I turn to grab my chemistry book and slam my locker shut, not bothering to hide my disappointment. "The crazy part is, he didn't even think twice about staying with me. I just want to know what I di-" 

"What did I tell you about blaming yourself? He's an ass and should have never left you, got it?"

I reluctantly nod and fall into step beside her. I still can't stop the wheels spinning in my head as I wonder what happened the other night. I tried calling yesterday but none of them picked up, which was a first. Zane always answered. I also couldn't help but notice that none of them made it to school today. I didn't know if I should be worried or was just being paranoid. I walk into fourth period and make a mental note to swing by the penthouse later. 

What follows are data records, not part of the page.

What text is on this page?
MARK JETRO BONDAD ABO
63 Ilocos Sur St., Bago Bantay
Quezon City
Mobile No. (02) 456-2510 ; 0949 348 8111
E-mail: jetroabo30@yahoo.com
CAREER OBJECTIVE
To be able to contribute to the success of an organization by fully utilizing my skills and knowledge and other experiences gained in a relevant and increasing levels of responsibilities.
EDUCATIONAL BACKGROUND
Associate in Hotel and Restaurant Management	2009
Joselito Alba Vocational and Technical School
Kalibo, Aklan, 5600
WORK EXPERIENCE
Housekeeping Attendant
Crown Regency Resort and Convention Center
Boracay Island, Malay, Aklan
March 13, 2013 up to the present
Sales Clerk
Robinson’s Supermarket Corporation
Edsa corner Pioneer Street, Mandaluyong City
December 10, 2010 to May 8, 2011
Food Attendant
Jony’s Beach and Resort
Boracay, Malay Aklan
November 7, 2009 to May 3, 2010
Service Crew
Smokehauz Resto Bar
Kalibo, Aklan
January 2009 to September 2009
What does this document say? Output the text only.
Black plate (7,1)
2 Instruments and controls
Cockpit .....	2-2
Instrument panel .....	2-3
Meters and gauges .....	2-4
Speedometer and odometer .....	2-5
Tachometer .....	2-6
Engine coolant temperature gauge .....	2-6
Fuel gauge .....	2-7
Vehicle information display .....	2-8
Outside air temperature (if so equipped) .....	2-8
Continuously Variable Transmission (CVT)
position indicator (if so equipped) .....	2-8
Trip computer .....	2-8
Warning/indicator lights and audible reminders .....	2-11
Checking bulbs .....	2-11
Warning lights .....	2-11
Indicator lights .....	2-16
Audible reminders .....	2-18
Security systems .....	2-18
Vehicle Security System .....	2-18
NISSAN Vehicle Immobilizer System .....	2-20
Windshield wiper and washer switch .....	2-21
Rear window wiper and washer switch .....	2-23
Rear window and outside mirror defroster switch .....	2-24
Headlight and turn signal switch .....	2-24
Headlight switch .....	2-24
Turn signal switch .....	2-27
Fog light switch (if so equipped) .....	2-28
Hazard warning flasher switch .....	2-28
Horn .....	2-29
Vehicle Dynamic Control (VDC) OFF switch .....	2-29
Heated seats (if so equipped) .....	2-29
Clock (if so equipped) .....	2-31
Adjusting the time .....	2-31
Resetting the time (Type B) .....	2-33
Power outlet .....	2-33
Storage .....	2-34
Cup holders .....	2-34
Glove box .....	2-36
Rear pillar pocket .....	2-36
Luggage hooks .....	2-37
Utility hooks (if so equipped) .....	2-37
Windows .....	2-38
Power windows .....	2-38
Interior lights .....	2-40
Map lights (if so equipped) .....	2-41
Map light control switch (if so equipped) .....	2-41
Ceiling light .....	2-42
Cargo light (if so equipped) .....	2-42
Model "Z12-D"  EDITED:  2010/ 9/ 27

I notice Gwen's uneasiness and steer her to the front row, the farthest seat away from Chase. I had two classes with him but luckily for Gwen, she only had one. He always sat in the back with his friends so he could do everything but work without Mrs. Whitlock noticing. I look over at Gwen and see her trying to concentrate with her pen and notebook in hand. Her shaky hands grip the pen so hard I think it might snap as she attempts to write down something Mrs. Whitlock says. 

I can feel Chase burning a hole in the back of my head as I rest Gwen's head on my lap and lightly stroke her hair, soothingly. I throw up the middle finger as soon as Mrs. Whitlock turns her back and hear a low growl grouped with a couple laughs. If he had something to say, he could say it to my face. I wasn't scared of Chase and I wouldn't start now. 

The rest of the period goes by surprisingly steady and as soon as the bell rings Chase practically sprints out of the room as if his pants are on fire. We wait a couple seconds to make sure we won't run into him before packing our things and heading towards the parking lot. 

"He can't even stand being in the same room as me." Gwen cries as soon as we reach her pink and black McLaren. It was still sleek and shiny from sitting in her garage everyday. Chase drove her everywhere. She never needed it. 

I wrap my hands around her and squeeze her a bit. "Just give him time." 

"Time? He's never going to forgive me." Her tears soak my shirt and I hold her at arms length, getting a good look at her face. It wasn't until then that I realized something. She was in love with him. Like head over heels in love with him. Gwen has never been serious about a guy in her life but now that I think about it she's been overly happy since she met him. 

I never got what it was about him but maybe it wasn't for me to get. God, this whole time iv'e spent every second I can, telling her how much of an asshole he is. Why couldn't I just be happy for her? Tell her I supported her? I didn't have to like him but she was my best friend. If she was happy that's all that mattered.

"You really love him, don't you?" I ask, hesitantly. Gwen laughs and digs in her purse for some tissue. 

"Well, i'm not crying over nothing." She dabs at her face with the thin tissue, tucking it back in her purse. I knew she was just trying to lighten the mood but that was all the confirmation I needed. 

"We are partying tonight." I quip, enthusiastically. She'd always told me that the way to get over someone was to get under someone so let's just say that I was going to be an amazing wingman.